Impact of protein degradation and cell growth on mammalian proteomes

Cellular protein concentrations are controlled by rates of synthesis and clearance, the lat-ter including protein degradation and dilution due to growth. Thus, cell growth rate may influence the mechanisms controlling variation in protein concentrations. To quantify this influence, we analyzed the growth-dependent effects of protein degradation within a cell type (between activated and resting human B-cells), across human cell types and mouse tissues. This analysis benefited from deep and accurate quantification of over 12,000 proteins across four primary tissues using plexDIA. The results indicate that growth-dependent dilution can account for 40 % of protein concentration changes across conditions. Furthermore, we find that the variation in protein degradation rates is sufficient to account for up to 50 % of the variation in concentrations within slowly growing cells as contrasted with 7 % in growing cells.
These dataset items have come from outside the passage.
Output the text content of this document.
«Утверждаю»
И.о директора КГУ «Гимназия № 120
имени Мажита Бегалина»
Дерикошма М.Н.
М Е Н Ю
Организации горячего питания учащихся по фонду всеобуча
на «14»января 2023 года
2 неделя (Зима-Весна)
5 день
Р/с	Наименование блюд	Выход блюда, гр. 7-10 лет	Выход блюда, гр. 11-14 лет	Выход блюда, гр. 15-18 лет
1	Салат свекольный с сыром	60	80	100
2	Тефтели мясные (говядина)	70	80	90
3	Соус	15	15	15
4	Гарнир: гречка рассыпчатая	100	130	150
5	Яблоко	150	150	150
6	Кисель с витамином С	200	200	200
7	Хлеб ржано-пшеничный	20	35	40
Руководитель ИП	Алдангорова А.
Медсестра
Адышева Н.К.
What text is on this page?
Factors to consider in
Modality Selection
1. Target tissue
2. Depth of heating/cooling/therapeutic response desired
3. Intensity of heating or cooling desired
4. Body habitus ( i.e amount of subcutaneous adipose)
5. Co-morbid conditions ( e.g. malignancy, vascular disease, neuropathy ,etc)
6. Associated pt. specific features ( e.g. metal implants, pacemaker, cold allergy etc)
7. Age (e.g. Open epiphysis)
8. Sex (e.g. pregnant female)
Remarkably, degradation rates differ significantly between proteoforms encoded by the same gene and arising from alternative splicing or alternate RNA decoding. These proteoform-specific degradation rates substantially determine the proteoform abundance, especially in the brain. Thus, our model and data unify previous observations with our new results and demonstrate substantially larger than previously appreciated contributions of protein degradation to protein variation at slow growth, both across proteoforms and tissue types.